Probability Path Design for Discrete Flow Matching Generative Models
Supervisor
Suitable for
Abstract
Abstract
Discrete Flow Matching (DFM) is a recently introduced framework for non-autoregressive generation over discrete sequences such as text or code. In contrast to continuous flow models, which evolve samples within a continuous space, DFM defines a flow over discrete state spaces through probability paths that connect a simple source distribution to the data distribution. A key modelling choice is how this path is constructed, including the scheduling function, the coupling between source and target sequences, and the form of intermediate conditional distributions. Prior work has shown that these design decisions can affect perplexity, convergence behaviour and sampling stability, even when the underlying model remains unchanged.
This project will examine how different definitions of probability paths influence the performance of discrete flow models on small-scale datasets. The work will involve implementing DFM with several path choices and scheduling strategies, and comparing their effects on sampling quality, convergence and robustness.
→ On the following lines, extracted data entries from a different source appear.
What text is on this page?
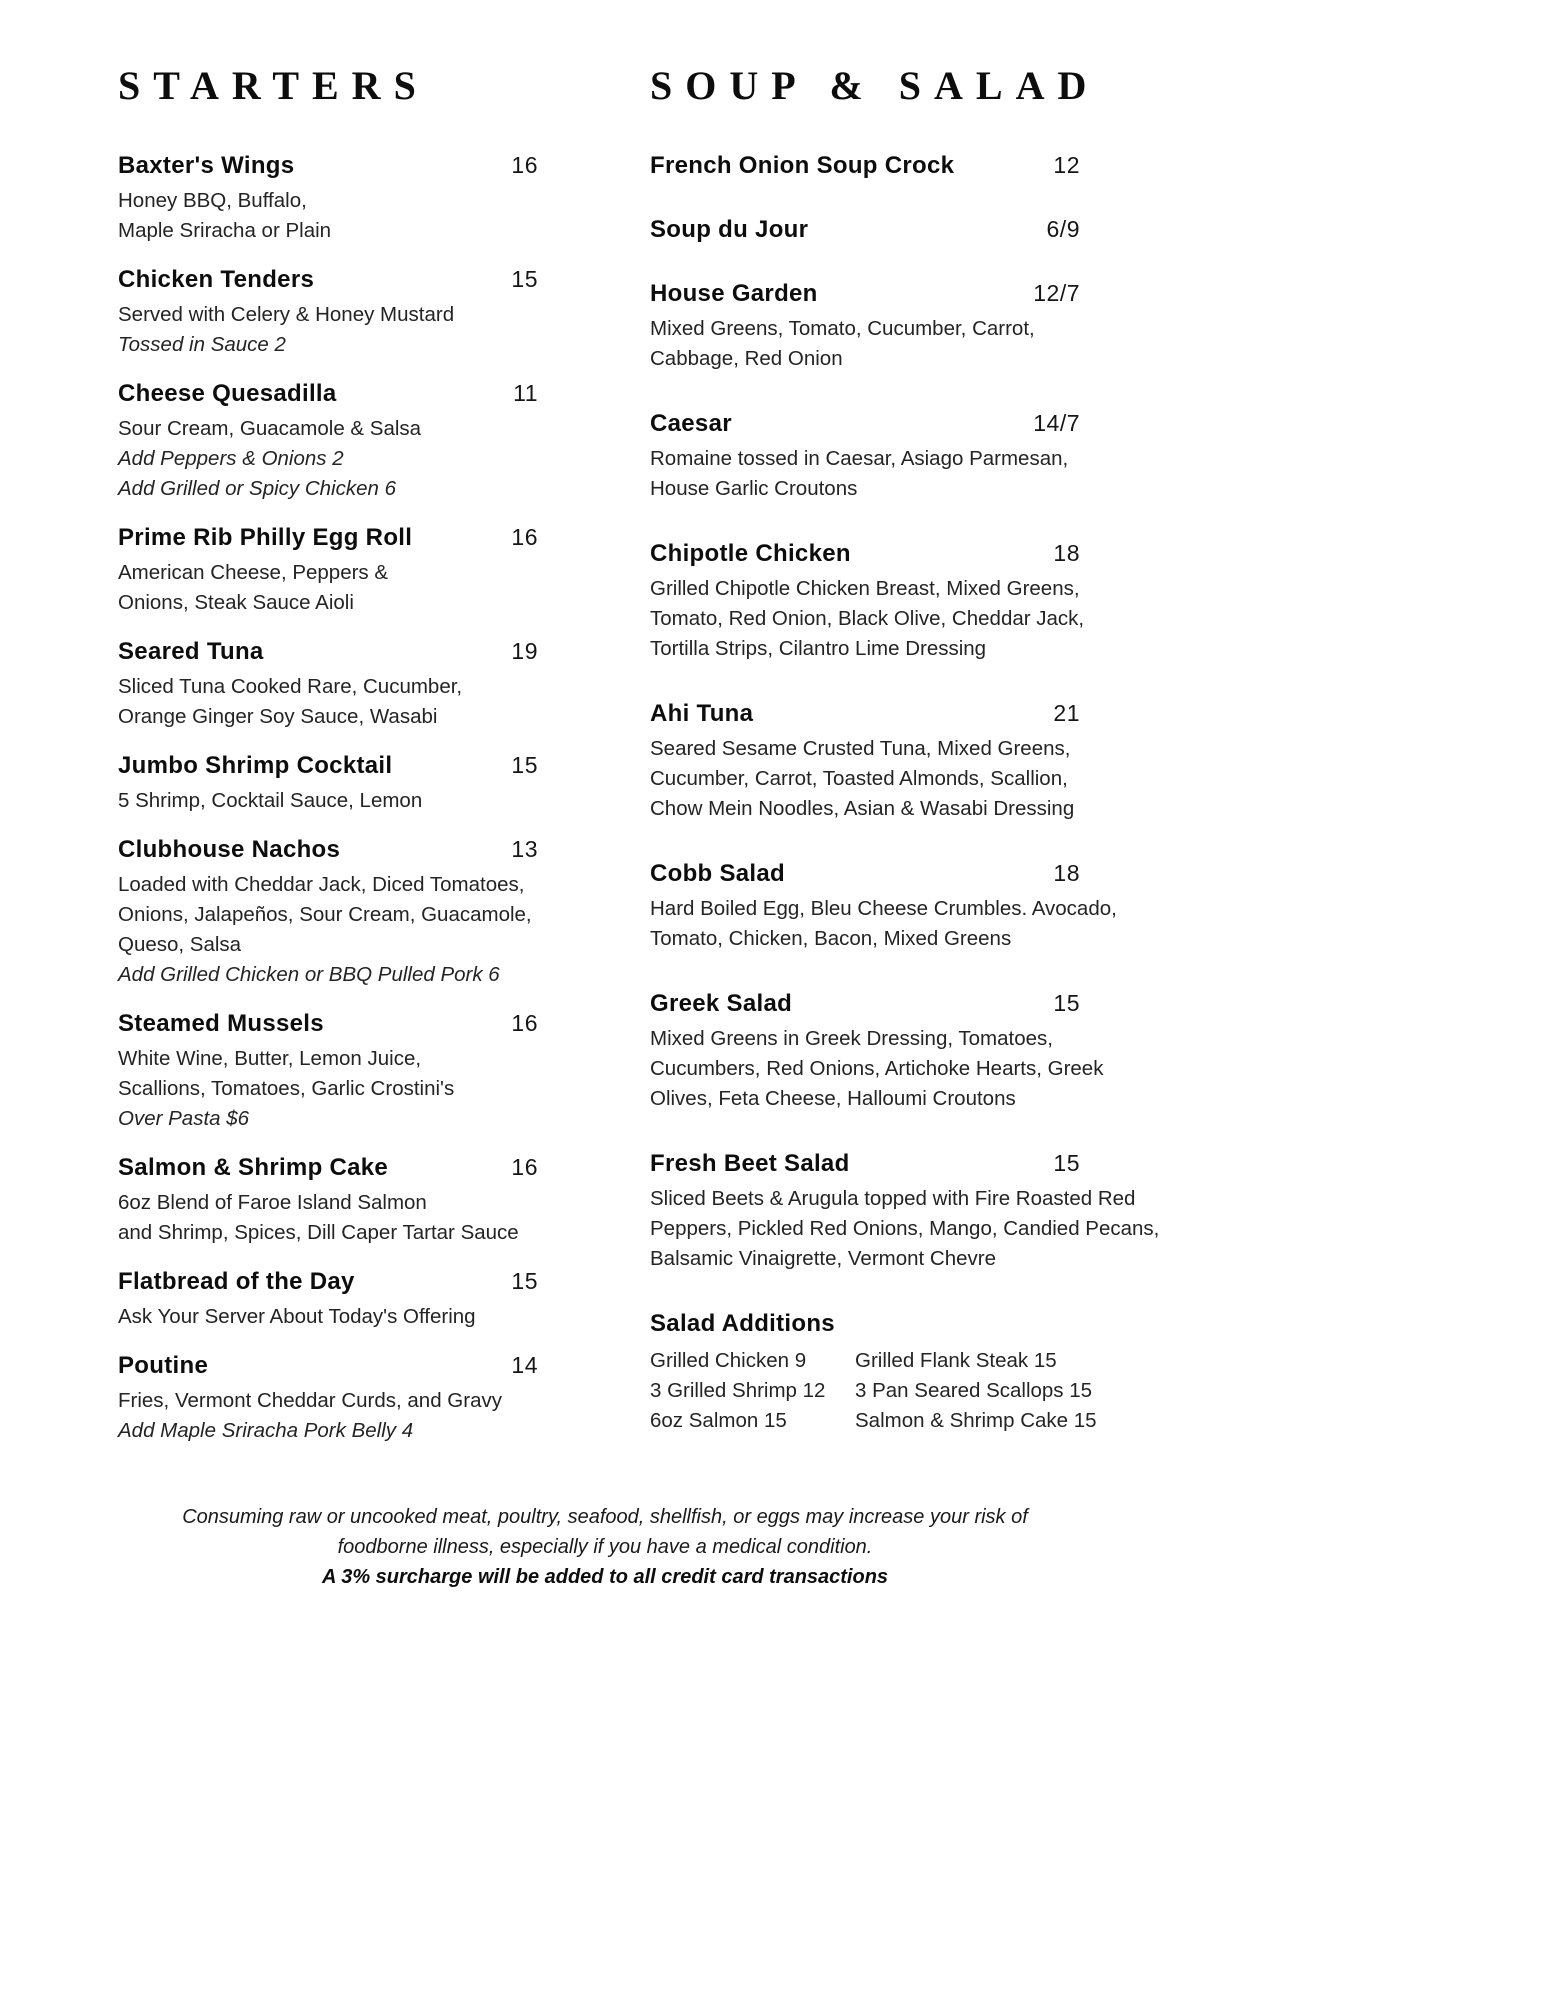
STARTERS
Baxter's Wings	16
Honey BBQ, Buffalo,
Maple Sriracha or Plain
Chicken Tenders	15
Served with Celery & Honey Mustard
Tossed in Sauce 2
Cheese Quesadilla	11
Sour Cream, Guacamole & Salsa
Add Peppers & Onions 2
Add Grilled or Spicy Chicken 6
Prime Rib Philly Egg Roll	16
American Cheese, Peppers &
Onions, Steak Sauce Aioli
Seared Tuna	19
Sliced Tuna Cooked Rare, Cucumber,
Orange Ginger Soy Sauce, Wasabi
Jumbo Shrimp Cocktail	15
5 Shrimp, Cocktail Sauce, Lemon
Clubhouse Nachos	13
Loaded with Cheddar Jack, Diced Tomatoes,
Onions, Jalapeños, Sour Cream, Guacamole,
Queso, Salsa
Add Grilled Chicken or BBQ Pulled Pork 6
Steamed Mussels	16
White Wine, Butter, Lemon Juice,
Scallions, Tomatoes, Garlic Crostini's
Over Pasta $6
Salmon & Shrimp Cake	16
6oz Blend of Faroe Island Salmon
and Shrimp, Spices, Dill Caper Tartar Sauce
Flatbread of the Day	15
Ask Your Server About Today's Offering
Poutine	14
Fries, Vermont Cheddar Curds, and Gravy
Add Maple Sriracha Pork Belly 4
SOUP & SALAD
French Onion Soup Crock	12
Soup du Jour	6/9
House Garden	12/7
Mixed Greens, Tomato, Cucumber, Carrot,
Cabbage, Red Onion
Caesar	14/7
Romaine tossed in Caesar, Asiago Parmesan,
House Garlic Croutons
Chipotle Chicken	18
Grilled Chipotle Chicken Breast, Mixed Greens,
Tomato, Red Onion, Black Olive, Cheddar Jack,
Tortilla Strips, Cilantro Lime Dressing
Ahi Tuna	21
Seared Sesame Crusted Tuna, Mixed Greens,
Cucumber, Carrot, Toasted Almonds, Scallion,
Chow Mein Noodles, Asian & Wasabi Dressing
Cobb Salad	18
Hard Boiled Egg, Bleu Cheese Crumbles. Avocado,
Tomato, Chicken, Bacon, Mixed Greens
Greek Salad	15
Mixed Greens in Greek Dressing, Tomatoes,
Cucumbers, Red Onions, Artichoke Hearts, Greek
Olives, Feta Cheese, Halloumi Croutons
Fresh Beet Salad	15
Sliced Beets & Arugula topped with Fire Roasted Red
Peppers, Pickled Red Onions, Mango, Candied Pecans,
Balsamic Vinaigrette, Vermont Chevre
Salad Additions
Grilled Chicken 9	Grilled Flank Steak 15
3 Grilled Shrimp 12	3 Pan Seared Scallops 15
6oz Salmon 15	Salmon & Shrimp Cake 15
Consuming raw or uncooked meat, poultry, seafood, shellfish, or eggs may increase your risk of
foodborne illness, especially if you have a medical condition.
A 3% surcharge will be added to all credit card transactions
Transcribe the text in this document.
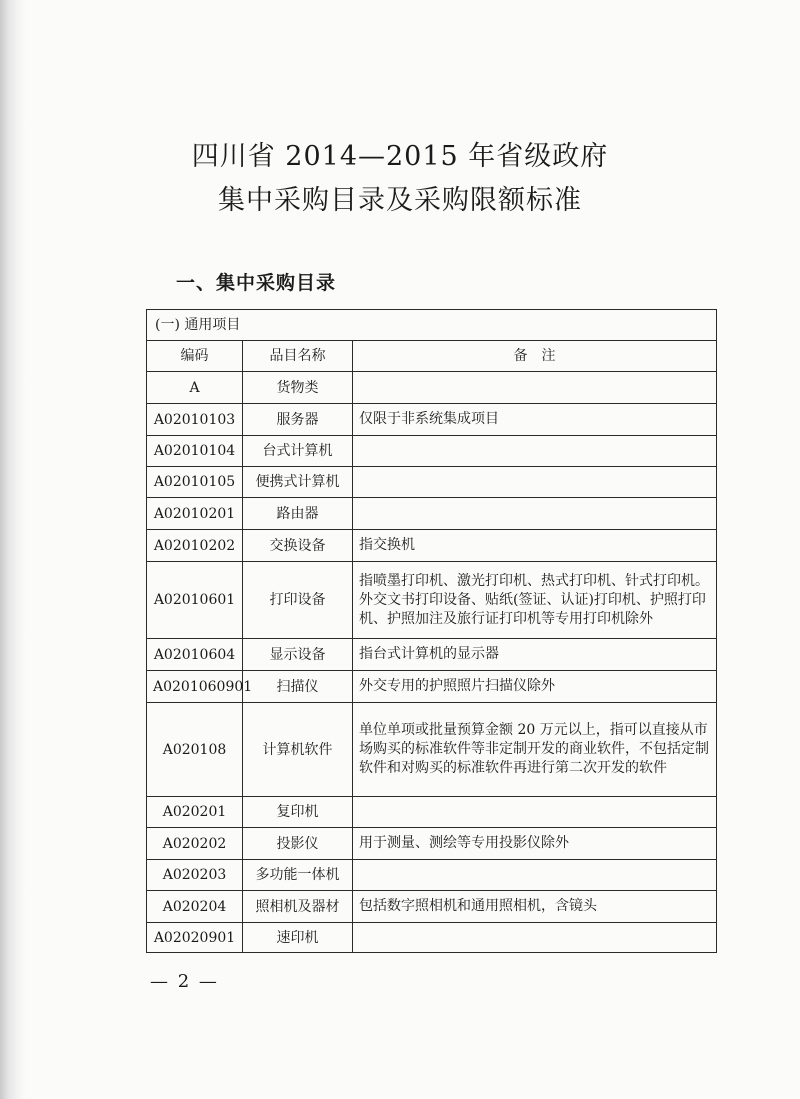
四川省 2014—2015 年省级政府
集中采购目录及采购限额标准
一、集中采购目录
(一) 通用项目		
编码	品目名称	备　注
A	货物类	
A02010103	服务器	仅限于非系统集成项目
A02010104	台式计算机	
A02010105	便携式计算机	
A02010201	路由器	
A02010202	交换设备	指交换机
A02010601	打印设备	指喷墨打印机、激光打印机、热式打印机、针式打印机。外交文书打印设备、贴纸(签证、认证)打印机、护照打印机、护照加注及旅行证打印机等专用打印机除外
A02010604	显示设备	指台式计算机的显示器
A0201060901	扫描仪	外交专用的护照照片扫描仪除外
A020108	计算机软件	单位单项或批量预算金额 20 万元以上，指可以直接从市场购买的标准软件等非定制开发的商业软件，不包括定制软件和对购买的标准软件再进行第二次开发的软件
A020201	复印机	
A020202	投影仪	用于测量、测绘等专用投影仪除外
A020203	多功能一体机	
A020204	照相机及器材	包括数字照相机和通用照相机，含镜头
A02020901	速印机	
— 2 —
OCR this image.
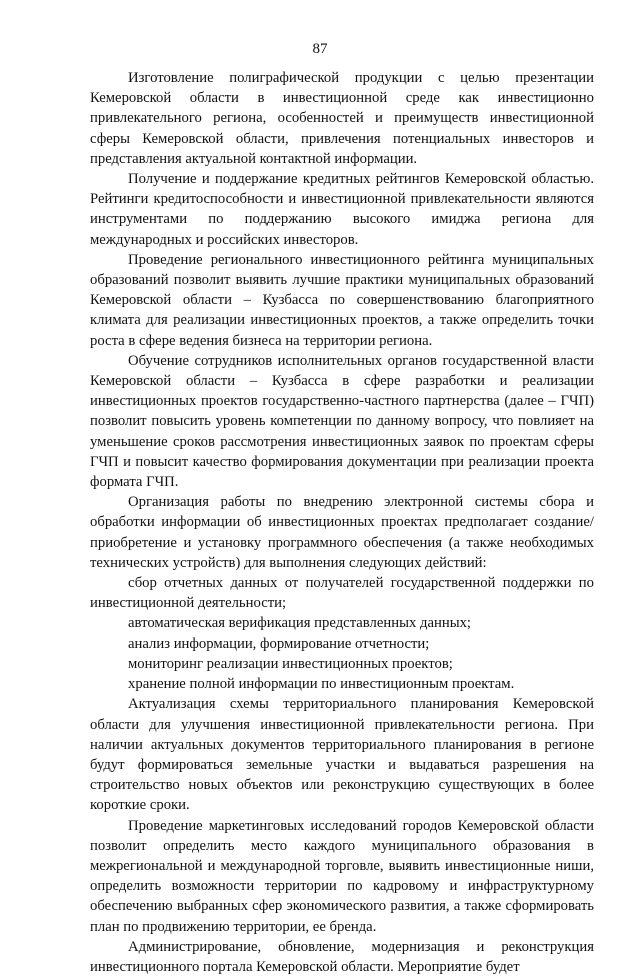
87

Изготовление полиграфической продукции с целью презентации Кемеровской области в инвестиционной среде как инвестиционно привлекательного региона, особенностей и преимуществ инвестиционной сферы Кемеровской области, привлечения потенциальных инвесторов и представления актуальной контактной информации.

Получение и поддержание кредитных рейтингов Кемеровской областью. Рейтинги кредитоспособности и инвестиционной привлекательности являются инструментами по поддержанию высокого имиджа региона для международных и российских инвесторов.

Проведение регионального инвестиционного рейтинга муниципальных образований позволит выявить лучшие практики муниципальных образований Кемеровской области – Кузбасса по совершенствованию благоприятного климата для реализации инвестиционных проектов, а также определить точки роста в сфере ведения бизнеса на территории региона.

Обучение сотрудников исполнительных органов государственной власти Кемеровской области – Кузбасса в сфере разработки и реализации инвестиционных проектов государственно-частного партнерства (далее – ГЧП) позволит повысить уровень компетенции по данному вопросу, что повлияет на уменьшение сроков рассмотрения инвестиционных заявок по проектам сферы ГЧП и повысит качество формирования документации при реализации проекта формата ГЧП.

Организация работы по внедрению электронной системы сбора и обработки информации об инвестиционных проектах предполагает создание/приобретение и установку программного обеспечения (а также необходимых технических устройств) для выполнения следующих действий:

сбор отчетных данных от получателей государственной поддержки по инвестиционной деятельности;

автоматическая верификация представленных данных;

анализ информации, формирование отчетности;

мониторинг реализации инвестиционных проектов;

хранение полной информации по инвестиционным проектам.

Актуализация схемы территориального планирования Кемеровской области для улучшения инвестиционной привлекательности региона. При наличии актуальных документов территориального планирования в регионе будут формироваться земельные участки и выдаваться разрешения на строительство новых объектов или реконструкцию существующих в более короткие сроки.

Проведение маркетинговых исследований городов Кемеровской области позволит определить место каждого муниципального образования в межрегиональной и международной торговле, выявить инвестиционные ниши, определить возможности территории по кадровому и инфраструктурному обеспечению выбранных сфер экономического развития, а также сформировать план по продвижению территории, ее бренда.

Администрирование, обновление, модернизация и реконструкция инвестиционного портала Кемеровской области. Мероприятие будет
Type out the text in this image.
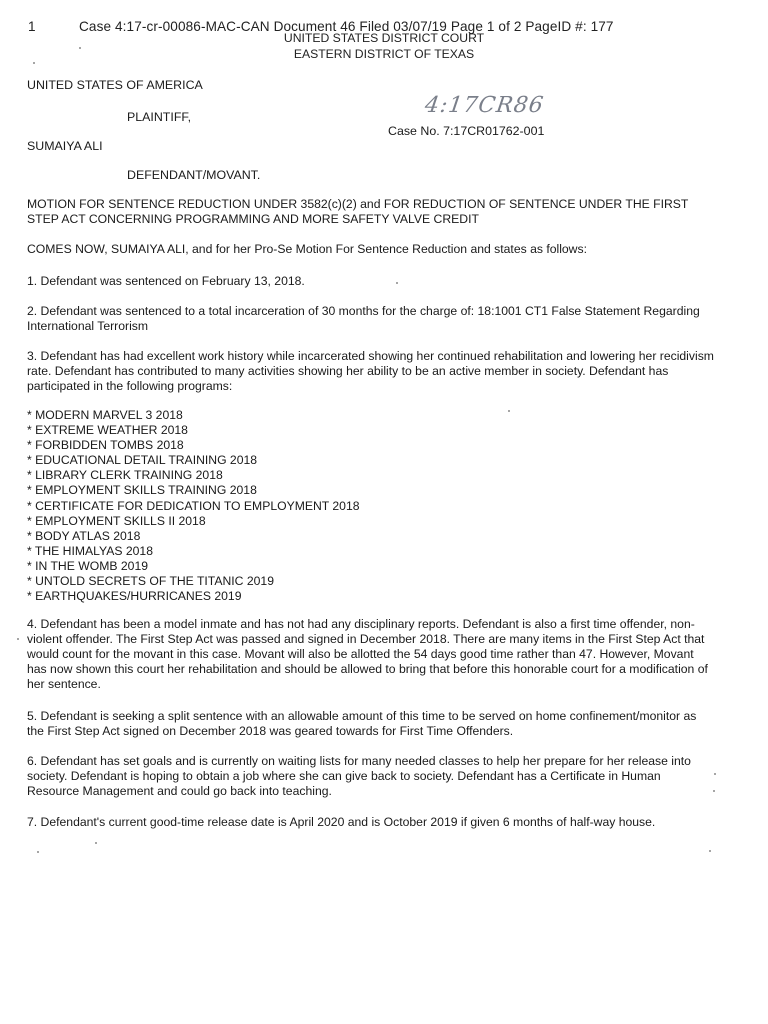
1	Case 4:17-cr-00086-MAC-CAN Document 46 Filed 03/07/19 Page 1 of 2 PageID #: 177
UNITED STATES DISTRICT COURT
EASTERN DISTRICT OF TEXAS
UNITED STATES OF AMERICA
PLAINTIFF,	4:17CR86
Case No. 7:17CR01762-001
SUMAIYA ALI
DEFENDANT/MOVANT.
MOTION FOR SENTENCE REDUCTION UNDER 3582(c)(2) and FOR REDUCTION OF SENTENCE UNDER THE FIRST
STEP ACT CONCERNING PROGRAMMING AND MORE SAFETY VALVE CREDIT
COMES NOW, SUMAIYA ALI, and for her Pro-Se Motion For Sentence Reduction and states as follows:
1. Defendant was sentenced on February 13, 2018.
2. Defendant was sentenced to a total incarceration of 30 months for the charge of: 18:1001 CT1 False Statement Regarding
International Terrorism
3. Defendant has had excellent work history while incarcerated showing her continued rehabilitation and lowering her recidivism
rate. Defendant has contributed to many activities showing her ability to be an active member in society. Defendant has
participated in the following programs:
* MODERN MARVEL 3 2018
* EXTREME WEATHER 2018
* FORBIDDEN TOMBS 2018
* EDUCATIONAL DETAIL TRAINING 2018
* LIBRARY CLERK TRAINING 2018
* EMPLOYMENT SKILLS TRAINING 2018
* CERTIFICATE FOR DEDICATION TO EMPLOYMENT 2018
* EMPLOYMENT SKILLS II 2018
* BODY ATLAS 2018
* THE HIMALYAS 2018
* IN THE WOMB 2019
* UNTOLD SECRETS OF THE TITANIC 2019
* EARTHQUAKES/HURRICANES 2019
4. Defendant has been a model inmate and has not had any disciplinary reports. Defendant is also a first time offender, non-
violent offender. The First Step Act was passed and signed in December 2018. There are many items in the First Step Act that
would count for the movant in this case. Movant will also be allotted the 54 days good time rather than 47. However, Movant
has now shown this court her rehabilitation and should be allowed to bring that before this honorable court for a modification of
her sentence.
5. Defendant is seeking a split sentence with an allowable amount of this time to be served on home confinement/monitor as
the First Step Act signed on December 2018 was geared towards for First Time Offenders.
6. Defendant has set goals and is currently on waiting lists for many needed classes to help her prepare for her release into
society. Defendant is hoping to obtain a job where she can give back to society. Defendant has a Certificate in Human
Resource Management and could go back into teaching.
7. Defendant's current good-time release date is April 2020 and is October 2019 if given 6 months of half-way house.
The goal is to understand how path design shapes the behaviour of discrete flows and to identify settings that lead to more reliable or efficient generation.
Pre-requisites:
Suitable for those who have taken a course in machine learning. Some familiarity with PyTorch would be beneficial.
References:
[1] Lipman, Yaron, et al. "Flow matching for generative modeling." International Conference on Learning Representations (ICLR), 2023. arXiv:2210.02747.
[2] Gat, Itai, et al. "Discrete flow matching." Advances in Neural Information Processing Systems 37 (NeurIPS), 2024.
[3] Austin, Jacob, et al. "Structured denoising diffusion models in discrete state-spaces." Advances in neural information processing systems 34 (NeurIPS), 2021.